Um Penanggal é uma cabeça feminina decepada que é capaz de voar, com suas entranhas e órgãos pendurados abaixo. Embora muitas vezes classificado como uma criatura morta-viva, ele pode se reconectar ao seu corpo e viver como um ser humano.

No folclore, um Penanggal é uma linda mulher jovem que obteve sua beleza através do uso de magia negra ou através de outros meios sobrenaturais. Geralmente são parteiras que fizeram pactos com o diabo; uma estipulação no pacto é não comer carne por 40 dias. Rompendo esta estipulação irá afligir uma maldição sobre a parteira, transformando-a em um vampiro sanguessuga ou demônio.

Depois que a cabeça descolada retornar, ela irá imergir seus órgãos em um barril de vinagre para encolher ou facilitar a inserção de volta ao corpo.

Os Penanggalans tradicionalmente atacam as mulheres grávidas e crianças pequenas, e se empoleiram nos telhados das casas onde as mulheres estão em trabalho de parto, gritando quando a criança nasce. Diz-se que o uso das folhas espinhosas da planta de Mengkuang ajudará a proteger as casas que são suscetíveis a um ataque de Penanggalan, já que os órgãos expostos da criatura podem ser danificados pelo exterior afiado. No entanto, o demônio ainda pode subir pelas tábuas do assoalho de uma casa se a área estiver desprotegida.

Nome: Popobawa
Origem: África Oriental
Popobawa (literalmente, “Asa de Morcego” em suaíli) é o nome de um criptídeo maligno que acredita-se ter origem no arquipélago de Zanzibar na ilha tanzaniana de Pemba e foi o catalisador de um grande surto de histeria em massa no arquipélago em meados da década de 1990.

A criatura é popularmente descrita como sendo capaz de mudar de forma entre homem e animal, e apesar de um tanto pequena em estatura, possui um par de grandes asas de morcego, seu rosto emoldurado por orelhas pontudas e contendo um grande olho singular. Às vezes também é associado a um odor sulfuroso indesejável.

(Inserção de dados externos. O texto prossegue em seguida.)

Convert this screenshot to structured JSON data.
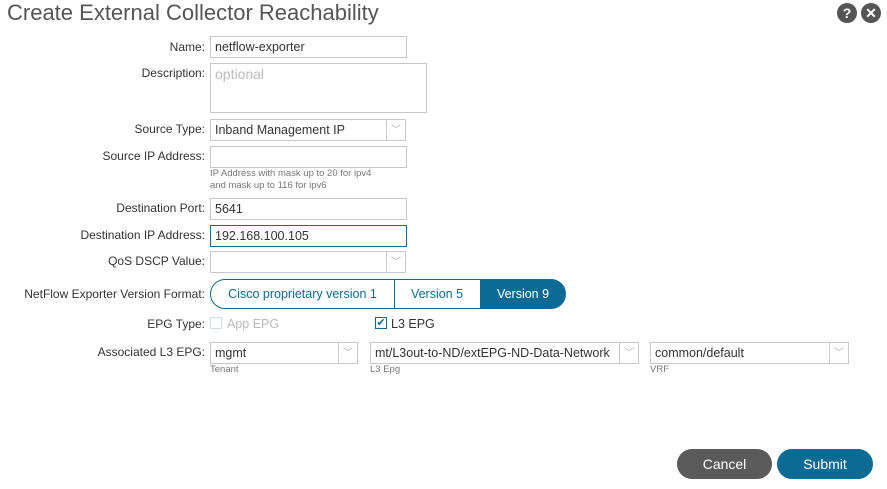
{
  "title": "Create External Collector Reachability",
  "fields": {
    "name": {
      "label": "Name:",
      "value": "netflow-exporter"
    },
    "description": {
      "label": "Description:",
      "placeholder": "optional"
    },
    "source_type": {
      "label": "Source Type:",
      "value": "Inband Management IP"
    },
    "source_ip": {
      "label": "Source IP Address:",
      "value": "",
      "hint1": "IP Address with mask up to 20 for ipv4",
      "hint2": "and mask up to 116 for ipv6"
    },
    "dest_port": {
      "label": "Destination Port:",
      "value": "5641"
    },
    "dest_ip": {
      "label": "Destination IP Address:",
      "value": "192.168.100.105"
    },
    "qos": {
      "label": "QoS DSCP Value:",
      "value": ""
    },
    "version": {
      "label": "NetFlow Exporter Version Format:",
      "options": [
        "Cisco proprietary version 1",
        "Version 5",
        "Version 9"
      ],
      "selected": "Version 9"
    },
    "epg_type": {
      "label": "EPG Type:",
      "app_epg": "App EPG",
      "l3_epg": "L3 EPG",
      "app_checked": false,
      "l3_checked": true
    },
    "assoc": {
      "label": "Associated L3 EPG:",
      "tenant": "mgmt",
      "tenant_label": "Tenant",
      "l3epg": "mt/L3out-to-ND/extEPG-ND-Data-Network",
      "l3epg_label": "L3 Epg",
      "vrf": "common/default",
      "vrf_label": "VRF"
    }
  },
  "buttons": {
    "cancel": "Cancel",
    "submit": "Submit"
  },
  "icons": {
    "help": "?",
    "close": "✕"
  }
}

Atacando principalmente durante a noite, suas façanhas podem incluir danos físicos ou fenômenos semelhantes a poltergeist, mas o pior de tudo é agressão sexual e violação de homens e mulheres. Parece atacar mais os incrédulos, e aqueles que são atacados são ordenados a advertir os outros; para que assim o passado não possa se repetir.

Nome: Besta de Caça, Besta Glatisant (Besta Barking)
Origem: Grã-Bretanha, Lendas Arturianas
A Besta de Caça (Questing) é o tema de inúmeras missões empreendidas por cavaleiros famosos como o Rei Arthur, o Rei Pellinore, Sir Palamedes e Sir Percival. Fora dessas figuras, Pellinore era o único conhecido por ter incansavelmente caçado a coisa.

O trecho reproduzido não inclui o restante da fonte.